Winnebago Inclusive/Exclusive and Minimal/Augmented Pronominals

Rory M Larson rlarson at unlnotes.unl.edu
Mon Dec 19 17:05:52 UTC 2005


I'd like to thank both John Koontz and Dr. Johannes Helmbrecht for their
excellent recent postings.  I think they have opened up a very exciting
perspective on the whole topic, and it certainly helps me to understand the
motivation for the use of the terms "inclusive", "exclusive", "dual", "12",
etc.  I'm also happy to learn that a near-perfect example of a
minimal/augmented system is preserved in a language as close to home as
Winnebago!

The idea of an ancestral language with four persons-- +speaker/+listener;
+speaker/-listener; -speaker/+listener; -speaker/-listener-- with an
augment to indicate additional others, seems to be a very good explanation
for the inflectional pattern we see in Siouan.

It appears from some of the examples given that languages that use the
minimal/augmented system often have different augments depending on whether
the number of additional others is one, (two), or many.
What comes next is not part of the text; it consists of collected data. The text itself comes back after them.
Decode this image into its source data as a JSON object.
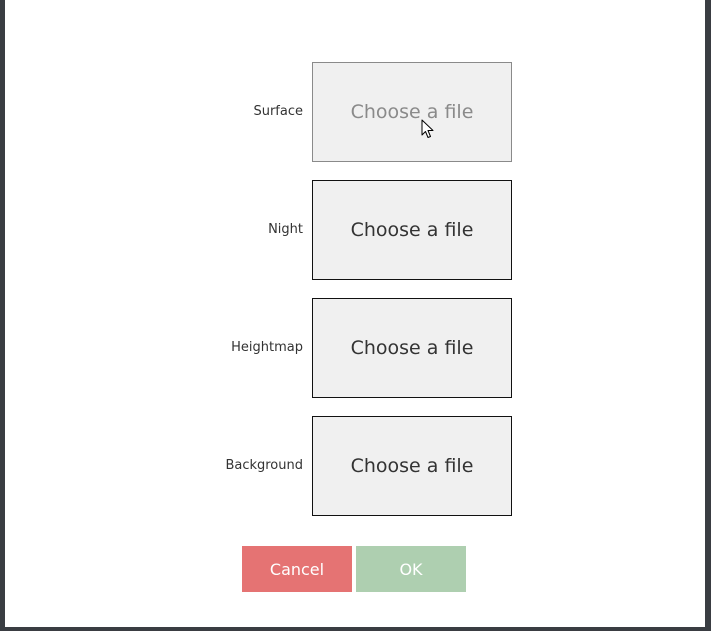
{
  "dialog": {
    "rows": [
      {
        "label": "Surface",
        "button_text": "Choose a file"
      },
      {
        "label": "Night",
        "button_text": "Choose a file"
      },
      {
        "label": "Heightmap",
        "button_text": "Choose a file"
      },
      {
        "label": "Background",
        "button_text": "Choose a file"
      }
    ],
    "cancel_label": "Cancel",
    "ok_label": "OK"
  },
  "colors": {
    "cancel": "#e57373",
    "ok": "#aecfb0",
    "box_background": "#f0f0f0"
  },
  "icons": {
    "cursor": "mouse-pointer-icon"
  }
}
Hocank (Winnebago) apparently does not make this distinction semantically,
but it does have two different augments, =wi (< MVS *pi), and =ire.  John
points out that =ire has cognates in IO, Mandan, and Tutelo, and that both
augments occur in the third person in both IO and Hocank:

> The -ire plural has cognates with the third person in
> Ioway-Otoe, Mandan, and Tutelo, so this is apparently
> a retention from Proto-Siouan.  IO also alternates it
> with =wi in the third person.

I would suggest that in the proto-language, one of these augments was a
+one augment, and the other a +plural augment.  We might be able to figure
out which is which from a careful review of the semantic context for the
alternations in Hocank and IO.

One quibble:

> I want to draw particular attention to your
> correction of the plural marker to =wi from
> my =i.  That was contamination from Omaha-Ponca,
> where it is =i (~ =bi ~ =b etc.).

At one time, OP =i was regarded as a simple allomorph of =bi.  I think John
and I are in agreement now that these are semantically different morphemes
in 19th century OP.  I am skeptical of the view that they are historically
cognate, though there may be evidence for this in Osage, Kaw or Quapaw of
which I am not yet aware.  Unless there is a very strong argument for this,
I think that we should consider the alternative possibility that OP =i is
related to Hocank =ire, not to MVS *=pi (> OP =bi, H =wi).